Ketika menentukan spesifikasi ulir bola untuk mesin cetak injeksi full-electric, salah satu keputusan paling berdampak juga merupakan salah satu yang paling sering diabaikan: lead Sekrup pitch — jarak yang ditempuh mur per satu putaran poros ulir — secara langsung menentukan hubungan antara kecepatan motor, kecepatan linear, dan gaya dorong.
Memilih pitch terlalu halus menyebabkan mesin tidak mampu mencapai kecepatan injeksi yang dibutuhkan. Memilih pitch terlalu kasar mengakibatkan hilangnya gaya dorong dan resolusi posisi. Memilih pitch yang tepat memungkinkan mesin memenuhi semua target kinerja; sebaliknya, kesalahan pilihan akan mengorbankan kecepatan, gaya, atau akurasi.
Panduan ini menjelaskan cara kerja pitch ulir bola, kompromi yang terlibat di dalamnya, serta cara memilih pitch optimal untuk tiap sumbu pada mesin cetak injeksi.
Apa Itu Pitch Ulir Bola?
The timbal adalah jarak linear yang ditempuh mur dengan satu putaran penuh 360° poros sekrup. Diukur dalam milimeter per putaran (mm/rev).
Ukuran lead umum untuk aplikasi pencetakan injeksi meliputi:
- Lead halus : 5 mm, 6 mm, 8 mm, 10 mm/rev
- Lead sedang : 16 mm, 20 mm, 25 mm/rev
- Lead tinggi : 32 mm, 40 mm, 50 mm/rev
- Lead sangat tinggi : 63 mm, 80 mm, 100 mm/rev
Penting: Lead ≠ pitch Pitch adalah jarak antara puncak ulir yang berdekatan. Untuk sekrup satu-start, lead sama dengan pitch. Untuk sekrup multi-start (dua-start, empat-start, dll.), lead = pitch × jumlah start.
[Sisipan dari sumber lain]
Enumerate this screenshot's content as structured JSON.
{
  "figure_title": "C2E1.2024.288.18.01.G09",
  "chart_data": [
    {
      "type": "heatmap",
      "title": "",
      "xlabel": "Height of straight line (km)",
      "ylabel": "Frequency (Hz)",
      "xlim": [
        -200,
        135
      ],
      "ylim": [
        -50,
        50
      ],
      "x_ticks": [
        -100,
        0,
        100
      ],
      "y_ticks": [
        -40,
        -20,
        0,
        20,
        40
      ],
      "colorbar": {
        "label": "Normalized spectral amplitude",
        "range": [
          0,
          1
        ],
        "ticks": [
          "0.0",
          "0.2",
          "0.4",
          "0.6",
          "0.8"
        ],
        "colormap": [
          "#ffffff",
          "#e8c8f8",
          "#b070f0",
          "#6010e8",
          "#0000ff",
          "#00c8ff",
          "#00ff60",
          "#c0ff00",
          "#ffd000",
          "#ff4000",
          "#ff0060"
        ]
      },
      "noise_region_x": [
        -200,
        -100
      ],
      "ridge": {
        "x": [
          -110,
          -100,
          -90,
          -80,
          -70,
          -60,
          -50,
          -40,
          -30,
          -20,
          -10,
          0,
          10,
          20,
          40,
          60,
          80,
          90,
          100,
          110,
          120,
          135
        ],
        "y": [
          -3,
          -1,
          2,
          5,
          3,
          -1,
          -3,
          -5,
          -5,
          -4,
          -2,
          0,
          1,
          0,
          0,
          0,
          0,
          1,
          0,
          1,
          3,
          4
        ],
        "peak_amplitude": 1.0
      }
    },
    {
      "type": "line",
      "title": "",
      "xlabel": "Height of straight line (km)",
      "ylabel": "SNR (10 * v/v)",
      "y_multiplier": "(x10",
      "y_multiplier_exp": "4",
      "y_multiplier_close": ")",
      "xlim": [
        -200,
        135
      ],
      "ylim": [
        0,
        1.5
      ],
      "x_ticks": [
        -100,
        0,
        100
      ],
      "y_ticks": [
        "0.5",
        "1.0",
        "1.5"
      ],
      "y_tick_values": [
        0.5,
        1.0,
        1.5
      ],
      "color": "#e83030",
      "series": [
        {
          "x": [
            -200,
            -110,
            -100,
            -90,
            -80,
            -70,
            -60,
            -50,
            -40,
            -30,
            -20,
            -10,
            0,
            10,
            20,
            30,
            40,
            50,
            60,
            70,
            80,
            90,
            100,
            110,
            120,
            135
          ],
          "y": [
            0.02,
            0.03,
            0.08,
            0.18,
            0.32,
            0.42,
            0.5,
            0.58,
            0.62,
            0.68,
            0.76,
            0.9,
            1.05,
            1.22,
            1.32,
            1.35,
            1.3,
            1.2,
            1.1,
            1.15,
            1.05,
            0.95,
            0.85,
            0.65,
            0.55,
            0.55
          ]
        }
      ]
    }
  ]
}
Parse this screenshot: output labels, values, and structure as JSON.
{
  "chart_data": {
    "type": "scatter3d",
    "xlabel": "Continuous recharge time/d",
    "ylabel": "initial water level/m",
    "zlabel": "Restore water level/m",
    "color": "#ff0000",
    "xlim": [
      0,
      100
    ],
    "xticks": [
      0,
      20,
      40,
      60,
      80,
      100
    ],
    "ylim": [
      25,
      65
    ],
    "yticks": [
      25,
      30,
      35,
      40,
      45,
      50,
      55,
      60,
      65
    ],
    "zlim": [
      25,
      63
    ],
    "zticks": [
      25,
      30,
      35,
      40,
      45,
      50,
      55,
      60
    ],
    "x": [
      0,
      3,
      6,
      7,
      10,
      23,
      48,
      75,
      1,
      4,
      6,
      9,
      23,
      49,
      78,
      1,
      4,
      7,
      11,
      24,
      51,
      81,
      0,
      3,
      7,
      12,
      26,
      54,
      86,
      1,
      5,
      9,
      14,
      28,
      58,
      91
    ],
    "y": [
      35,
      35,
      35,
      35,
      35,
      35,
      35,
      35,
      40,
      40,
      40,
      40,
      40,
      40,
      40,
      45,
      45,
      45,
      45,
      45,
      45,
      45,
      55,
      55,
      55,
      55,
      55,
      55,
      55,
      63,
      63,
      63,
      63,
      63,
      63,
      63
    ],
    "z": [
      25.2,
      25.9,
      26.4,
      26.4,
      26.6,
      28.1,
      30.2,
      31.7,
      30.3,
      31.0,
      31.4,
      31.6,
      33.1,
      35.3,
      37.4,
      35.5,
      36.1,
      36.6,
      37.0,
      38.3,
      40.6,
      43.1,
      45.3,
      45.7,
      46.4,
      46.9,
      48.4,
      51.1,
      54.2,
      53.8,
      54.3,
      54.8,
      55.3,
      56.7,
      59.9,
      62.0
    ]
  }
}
Sekrup bola ber-lead tinggi hampir selalu menggunakan desain multi-start untuk mempertahankan ukuran bola dan kapasitas beban yang tepat.

Dilema Mendasar: Kecepatan vs Gaya Dorong
Lead sekrup bola menciptakan hubungan terbalik antara kecepatan linear dan gaya dorong, yang diatur oleh prinsip mekanika dasar:
Kecepatan linear = RPM sekrup × lead
- Menggandakan lead akan menggandakan kecepatan linear pada RPM yang sama
- Contoh: 1.500 RPM × lead 10 mm = 15 m/menit; 1.500 RPM × lead 20 mm = 30 m/menit
Gaya dorong = Torsi × 2π / lead × efisiensi
- Menggandakan lead akan membagi dua gaya dorong pada torsi yang sama
- Contoh: torsi 10 Nm × 2π / 0,01 m × efisiensi 90% = ~5.650 N; dengan lead 20 mm → ~2.825 N
Ini adalah trade-off utama:
- Pitch kecil → dorongan tinggi, kecepatan rendah, resolusi posisioning tinggi
- Pitch besar → dorongan rendah, kecepatan tinggi, resolusi posisioning lebih rendah
Tugas insinyur desain adalah menemukan pitch yang memenuhi baik kebutuhan kecepatan MAUPUN kebutuhan dorongan, dengan mempertimbangkan torsi motor yang tersedia.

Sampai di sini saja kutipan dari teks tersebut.